Short story collection

Long, Last, Happy: New and Selected Stories is a 2010 collection of short stories by the American author Barry Hannah. It includes a selection of stories from his four earlier collections, Airships (1978), Captain Maximus (1985), Bats Out of Hell (1993), and High Lonesome (1996), along with one early work never published before in volume form and four new stories. It was published in December 2010 by Grove Press, after Hannah's death in March earlier that year.

== Contents ==
The collection contains 31 stories in total. No editor is credited, and no introduction is provided. "Trek", which had never been published in volume form, first appeared in The Arrowhead, a student publication at Mississippi College, in 1964. Many of the other stories appeared in periodicals before being published in Hannah's earlier collections.

The four new stories, according to the publisher, are from "the final manuscripts Hannah left behind". A starred review in Publishers Weekly states that the new stories "can be read as a set of interlocking narratives, each presenting a different angle on a series of arson attacks on small churches."

=== 1964-1978: Airships and Before ===
- Trek
- Water Liars
- Love Too Long
- Testimony of Pilot
- Coming Close to Donna
- Dragged Fighting from His Tomb
- Midnight and I'm Not Famous Yet
- Knowing He Was Not My Kind Yet I Followed
- Behold the Husband in His Perfect Agony
- Mother Rooney Unscrolls the Hurt

=== 1979-1985: Captain Maximus ===
- Getting Ready
- Even Greenland
- Ride, Fly, Penetrate, Loiter
- Fans

=== 1986-1993: Bats Out of Hell ===
- High-Water Railers
- Two Things, Dimly, Were Going at Each Other
- Bats Out of Hell Division
- Evening of the Yarp: A Report by Roonswent Dover
- Mother Mouth
- Rat-Faced Auntie
- Scandale d'estime
- Hey, Have You Got a Cig, the Time, the News, My Face?

=== 1993-1996: High Lonesome ===
- Get Some Young
- A Creature in the Bay of St.

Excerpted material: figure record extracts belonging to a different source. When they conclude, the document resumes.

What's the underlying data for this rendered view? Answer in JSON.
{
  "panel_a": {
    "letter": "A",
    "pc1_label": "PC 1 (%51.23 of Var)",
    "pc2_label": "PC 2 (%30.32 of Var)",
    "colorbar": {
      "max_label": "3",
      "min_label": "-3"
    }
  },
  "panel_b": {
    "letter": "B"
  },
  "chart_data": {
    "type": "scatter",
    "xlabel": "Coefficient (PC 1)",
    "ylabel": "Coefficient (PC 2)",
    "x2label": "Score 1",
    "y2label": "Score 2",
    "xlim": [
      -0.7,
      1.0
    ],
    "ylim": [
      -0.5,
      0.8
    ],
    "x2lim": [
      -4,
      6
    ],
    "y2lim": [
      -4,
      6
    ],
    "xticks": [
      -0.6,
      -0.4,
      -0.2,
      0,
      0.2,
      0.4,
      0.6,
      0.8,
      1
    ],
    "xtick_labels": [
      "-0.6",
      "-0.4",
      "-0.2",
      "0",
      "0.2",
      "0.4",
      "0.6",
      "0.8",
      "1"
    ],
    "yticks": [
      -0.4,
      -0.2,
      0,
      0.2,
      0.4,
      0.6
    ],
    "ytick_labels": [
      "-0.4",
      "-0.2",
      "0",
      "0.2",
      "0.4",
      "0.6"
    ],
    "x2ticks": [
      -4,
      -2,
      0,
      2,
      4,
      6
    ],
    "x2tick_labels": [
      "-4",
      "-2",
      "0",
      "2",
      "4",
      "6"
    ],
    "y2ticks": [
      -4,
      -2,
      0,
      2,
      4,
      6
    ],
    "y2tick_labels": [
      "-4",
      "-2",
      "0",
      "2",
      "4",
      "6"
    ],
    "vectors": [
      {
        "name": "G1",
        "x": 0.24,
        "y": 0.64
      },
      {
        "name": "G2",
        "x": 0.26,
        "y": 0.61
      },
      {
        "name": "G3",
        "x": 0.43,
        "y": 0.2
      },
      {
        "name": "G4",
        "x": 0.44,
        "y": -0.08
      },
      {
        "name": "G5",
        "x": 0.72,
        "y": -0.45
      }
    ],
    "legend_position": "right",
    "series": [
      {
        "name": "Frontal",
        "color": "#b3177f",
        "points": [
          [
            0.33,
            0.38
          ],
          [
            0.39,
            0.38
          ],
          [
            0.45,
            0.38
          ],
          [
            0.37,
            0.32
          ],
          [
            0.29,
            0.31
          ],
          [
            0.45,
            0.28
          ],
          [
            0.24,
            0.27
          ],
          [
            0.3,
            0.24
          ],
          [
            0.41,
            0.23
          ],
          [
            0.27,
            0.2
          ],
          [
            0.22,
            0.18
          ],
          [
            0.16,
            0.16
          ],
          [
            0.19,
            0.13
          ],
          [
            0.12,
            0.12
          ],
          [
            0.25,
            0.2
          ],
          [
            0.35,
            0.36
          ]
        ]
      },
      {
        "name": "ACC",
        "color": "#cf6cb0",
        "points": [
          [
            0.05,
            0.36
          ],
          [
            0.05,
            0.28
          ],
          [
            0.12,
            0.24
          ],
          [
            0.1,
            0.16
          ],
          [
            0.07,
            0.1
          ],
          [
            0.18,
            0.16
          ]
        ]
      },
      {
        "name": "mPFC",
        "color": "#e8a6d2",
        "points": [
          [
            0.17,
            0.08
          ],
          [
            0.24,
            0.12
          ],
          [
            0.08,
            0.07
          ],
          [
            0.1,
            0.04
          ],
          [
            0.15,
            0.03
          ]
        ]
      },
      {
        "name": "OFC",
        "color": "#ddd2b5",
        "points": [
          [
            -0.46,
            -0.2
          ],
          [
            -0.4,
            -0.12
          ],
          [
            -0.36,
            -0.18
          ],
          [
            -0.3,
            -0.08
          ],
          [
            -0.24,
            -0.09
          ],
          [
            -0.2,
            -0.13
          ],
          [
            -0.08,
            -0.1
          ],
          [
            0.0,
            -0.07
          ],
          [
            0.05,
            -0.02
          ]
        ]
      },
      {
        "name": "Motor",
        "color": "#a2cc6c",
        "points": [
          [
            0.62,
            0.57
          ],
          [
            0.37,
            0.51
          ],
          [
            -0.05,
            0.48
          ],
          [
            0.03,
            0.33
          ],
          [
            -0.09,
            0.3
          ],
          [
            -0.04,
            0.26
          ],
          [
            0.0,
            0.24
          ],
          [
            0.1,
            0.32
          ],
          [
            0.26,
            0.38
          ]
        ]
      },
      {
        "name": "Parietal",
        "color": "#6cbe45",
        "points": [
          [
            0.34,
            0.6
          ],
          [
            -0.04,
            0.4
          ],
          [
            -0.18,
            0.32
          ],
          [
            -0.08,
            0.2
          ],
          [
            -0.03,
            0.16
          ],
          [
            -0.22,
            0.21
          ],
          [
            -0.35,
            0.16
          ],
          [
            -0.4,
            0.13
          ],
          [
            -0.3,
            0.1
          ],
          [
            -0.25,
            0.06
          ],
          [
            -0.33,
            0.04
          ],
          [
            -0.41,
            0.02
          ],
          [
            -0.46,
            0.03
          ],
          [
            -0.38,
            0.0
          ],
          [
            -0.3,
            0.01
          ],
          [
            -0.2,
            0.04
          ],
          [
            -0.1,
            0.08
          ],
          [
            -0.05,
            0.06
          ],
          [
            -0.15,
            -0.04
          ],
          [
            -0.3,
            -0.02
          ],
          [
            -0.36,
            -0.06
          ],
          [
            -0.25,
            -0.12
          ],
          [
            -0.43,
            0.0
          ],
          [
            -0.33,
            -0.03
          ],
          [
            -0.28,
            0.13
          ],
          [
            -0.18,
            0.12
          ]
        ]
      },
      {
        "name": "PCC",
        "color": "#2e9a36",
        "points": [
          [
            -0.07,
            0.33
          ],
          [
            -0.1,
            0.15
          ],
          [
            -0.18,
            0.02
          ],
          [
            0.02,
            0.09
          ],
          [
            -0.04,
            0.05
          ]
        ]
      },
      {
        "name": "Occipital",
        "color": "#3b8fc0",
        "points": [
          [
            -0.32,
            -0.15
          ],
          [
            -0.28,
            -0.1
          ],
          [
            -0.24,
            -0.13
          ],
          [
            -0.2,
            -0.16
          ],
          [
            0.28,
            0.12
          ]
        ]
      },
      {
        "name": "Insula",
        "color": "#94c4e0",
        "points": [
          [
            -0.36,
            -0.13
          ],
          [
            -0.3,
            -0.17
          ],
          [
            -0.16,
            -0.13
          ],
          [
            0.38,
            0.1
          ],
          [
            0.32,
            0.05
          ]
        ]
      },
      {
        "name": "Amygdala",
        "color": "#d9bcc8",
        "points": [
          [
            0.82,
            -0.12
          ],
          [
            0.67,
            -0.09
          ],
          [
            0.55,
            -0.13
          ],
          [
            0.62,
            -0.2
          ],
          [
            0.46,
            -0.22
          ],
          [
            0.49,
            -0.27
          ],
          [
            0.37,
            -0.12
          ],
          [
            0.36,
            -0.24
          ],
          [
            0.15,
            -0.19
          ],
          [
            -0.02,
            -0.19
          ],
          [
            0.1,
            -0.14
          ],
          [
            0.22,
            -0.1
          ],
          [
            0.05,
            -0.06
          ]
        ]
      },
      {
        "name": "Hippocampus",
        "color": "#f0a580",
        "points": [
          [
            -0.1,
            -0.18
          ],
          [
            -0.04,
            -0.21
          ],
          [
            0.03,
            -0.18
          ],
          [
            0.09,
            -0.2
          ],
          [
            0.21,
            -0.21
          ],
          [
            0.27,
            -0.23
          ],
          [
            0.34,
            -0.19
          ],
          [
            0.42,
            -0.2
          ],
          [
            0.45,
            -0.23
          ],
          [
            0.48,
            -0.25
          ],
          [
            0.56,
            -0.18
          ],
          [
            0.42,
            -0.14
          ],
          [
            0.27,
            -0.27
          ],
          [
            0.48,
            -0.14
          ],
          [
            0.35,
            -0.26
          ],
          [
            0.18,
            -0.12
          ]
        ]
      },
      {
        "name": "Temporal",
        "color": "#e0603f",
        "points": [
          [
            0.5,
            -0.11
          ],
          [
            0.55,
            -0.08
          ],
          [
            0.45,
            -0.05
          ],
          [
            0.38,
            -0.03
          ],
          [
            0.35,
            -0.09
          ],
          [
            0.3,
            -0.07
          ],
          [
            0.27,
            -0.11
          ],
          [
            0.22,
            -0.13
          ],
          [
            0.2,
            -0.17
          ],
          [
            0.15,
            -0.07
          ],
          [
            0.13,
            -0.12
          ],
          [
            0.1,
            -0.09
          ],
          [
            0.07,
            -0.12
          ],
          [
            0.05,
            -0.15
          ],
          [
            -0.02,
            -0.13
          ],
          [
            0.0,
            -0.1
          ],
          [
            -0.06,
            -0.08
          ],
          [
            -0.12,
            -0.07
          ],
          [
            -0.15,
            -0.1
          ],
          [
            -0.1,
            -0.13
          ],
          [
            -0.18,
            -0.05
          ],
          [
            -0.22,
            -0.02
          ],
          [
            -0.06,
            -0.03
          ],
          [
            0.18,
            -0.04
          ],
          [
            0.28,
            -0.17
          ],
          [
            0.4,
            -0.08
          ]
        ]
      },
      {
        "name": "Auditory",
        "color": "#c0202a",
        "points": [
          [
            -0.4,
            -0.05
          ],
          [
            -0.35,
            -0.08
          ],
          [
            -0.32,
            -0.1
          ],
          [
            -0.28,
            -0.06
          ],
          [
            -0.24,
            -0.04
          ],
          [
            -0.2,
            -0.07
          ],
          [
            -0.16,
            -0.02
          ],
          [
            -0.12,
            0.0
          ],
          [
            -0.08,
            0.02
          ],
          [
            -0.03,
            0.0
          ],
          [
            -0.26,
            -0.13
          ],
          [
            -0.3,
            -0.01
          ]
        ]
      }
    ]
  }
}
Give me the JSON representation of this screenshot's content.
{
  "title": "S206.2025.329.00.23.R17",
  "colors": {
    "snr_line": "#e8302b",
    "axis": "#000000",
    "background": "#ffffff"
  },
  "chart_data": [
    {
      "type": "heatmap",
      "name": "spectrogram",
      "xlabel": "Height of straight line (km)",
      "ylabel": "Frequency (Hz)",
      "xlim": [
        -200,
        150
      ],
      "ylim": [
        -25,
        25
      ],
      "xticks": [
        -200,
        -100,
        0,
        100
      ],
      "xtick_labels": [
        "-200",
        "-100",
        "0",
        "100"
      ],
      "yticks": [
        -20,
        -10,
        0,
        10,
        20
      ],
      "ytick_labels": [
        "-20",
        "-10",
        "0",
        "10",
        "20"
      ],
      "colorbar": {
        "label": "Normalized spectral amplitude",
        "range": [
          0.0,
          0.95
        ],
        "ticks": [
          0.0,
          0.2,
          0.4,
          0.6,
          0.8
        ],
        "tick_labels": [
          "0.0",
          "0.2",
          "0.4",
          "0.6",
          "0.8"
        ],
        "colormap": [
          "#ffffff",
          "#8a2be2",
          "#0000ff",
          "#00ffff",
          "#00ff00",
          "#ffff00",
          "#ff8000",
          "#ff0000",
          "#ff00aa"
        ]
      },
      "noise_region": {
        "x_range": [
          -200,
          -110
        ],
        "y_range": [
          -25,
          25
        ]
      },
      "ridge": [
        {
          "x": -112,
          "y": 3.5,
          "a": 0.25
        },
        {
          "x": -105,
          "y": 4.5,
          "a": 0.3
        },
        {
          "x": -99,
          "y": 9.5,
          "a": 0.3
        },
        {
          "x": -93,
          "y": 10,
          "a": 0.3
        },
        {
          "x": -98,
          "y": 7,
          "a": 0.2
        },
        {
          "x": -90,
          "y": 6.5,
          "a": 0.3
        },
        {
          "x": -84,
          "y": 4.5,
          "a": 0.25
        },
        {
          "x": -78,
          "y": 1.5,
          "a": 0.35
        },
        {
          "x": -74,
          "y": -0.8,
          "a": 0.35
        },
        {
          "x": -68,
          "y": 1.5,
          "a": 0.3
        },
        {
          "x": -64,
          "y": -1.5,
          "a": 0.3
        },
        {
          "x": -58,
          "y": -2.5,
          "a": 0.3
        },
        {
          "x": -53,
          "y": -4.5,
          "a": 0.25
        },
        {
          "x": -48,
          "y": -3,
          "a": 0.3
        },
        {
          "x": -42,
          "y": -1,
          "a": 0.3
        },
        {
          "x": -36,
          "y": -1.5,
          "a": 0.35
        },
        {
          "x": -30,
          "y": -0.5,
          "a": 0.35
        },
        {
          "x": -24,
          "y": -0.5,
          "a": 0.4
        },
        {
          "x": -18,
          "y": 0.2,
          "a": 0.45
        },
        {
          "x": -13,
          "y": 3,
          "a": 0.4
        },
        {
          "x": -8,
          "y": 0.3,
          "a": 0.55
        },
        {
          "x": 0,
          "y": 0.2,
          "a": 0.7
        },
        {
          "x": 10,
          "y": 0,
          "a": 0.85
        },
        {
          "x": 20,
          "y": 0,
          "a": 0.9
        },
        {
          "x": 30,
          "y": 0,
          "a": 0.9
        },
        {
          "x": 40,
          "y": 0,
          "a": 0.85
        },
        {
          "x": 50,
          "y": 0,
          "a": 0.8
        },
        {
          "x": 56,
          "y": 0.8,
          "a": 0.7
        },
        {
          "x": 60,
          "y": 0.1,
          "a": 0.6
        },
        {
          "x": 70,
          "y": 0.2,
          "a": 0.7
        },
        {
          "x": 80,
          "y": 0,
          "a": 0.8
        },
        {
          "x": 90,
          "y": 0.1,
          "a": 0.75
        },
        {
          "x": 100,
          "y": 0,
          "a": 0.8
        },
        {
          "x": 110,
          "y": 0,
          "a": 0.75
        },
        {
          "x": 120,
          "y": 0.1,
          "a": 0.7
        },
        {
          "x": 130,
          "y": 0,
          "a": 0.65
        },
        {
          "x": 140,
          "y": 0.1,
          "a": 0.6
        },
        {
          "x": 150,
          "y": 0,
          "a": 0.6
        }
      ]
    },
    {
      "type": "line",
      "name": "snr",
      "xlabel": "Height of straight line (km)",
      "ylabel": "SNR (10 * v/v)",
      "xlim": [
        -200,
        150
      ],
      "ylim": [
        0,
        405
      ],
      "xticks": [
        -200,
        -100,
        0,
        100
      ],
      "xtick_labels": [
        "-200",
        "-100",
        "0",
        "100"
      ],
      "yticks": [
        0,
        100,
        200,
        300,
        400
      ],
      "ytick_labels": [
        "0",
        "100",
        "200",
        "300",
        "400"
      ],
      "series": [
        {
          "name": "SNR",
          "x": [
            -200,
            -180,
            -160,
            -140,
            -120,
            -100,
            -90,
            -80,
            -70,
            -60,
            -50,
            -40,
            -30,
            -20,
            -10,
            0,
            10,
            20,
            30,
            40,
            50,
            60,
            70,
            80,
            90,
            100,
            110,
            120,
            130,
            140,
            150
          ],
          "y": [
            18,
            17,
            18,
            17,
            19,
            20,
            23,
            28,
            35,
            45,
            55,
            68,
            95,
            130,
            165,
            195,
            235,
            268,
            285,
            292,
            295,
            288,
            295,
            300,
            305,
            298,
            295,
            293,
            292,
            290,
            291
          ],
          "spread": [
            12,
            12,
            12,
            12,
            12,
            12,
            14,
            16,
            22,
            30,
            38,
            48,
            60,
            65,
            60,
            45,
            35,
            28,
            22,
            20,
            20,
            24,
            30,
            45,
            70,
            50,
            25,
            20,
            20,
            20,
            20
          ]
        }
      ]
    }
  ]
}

Louis
- Two Gone Over
- Drummer Down
- Uncle High Lonesome

=== 2000s: Long, Last, Happy: New Stories ===
- Fire Water
- Sick Soldier at Your Door
- Lastward, Deputy James
- Rangoon Green
- Publisher's Note

== Critical reception ==
The collection received positive reviews in Publishers Weekly, The New York Times Book Review, The New York Times, The Wall Street Journal, The Los Angeles Times, Slate, and NPR.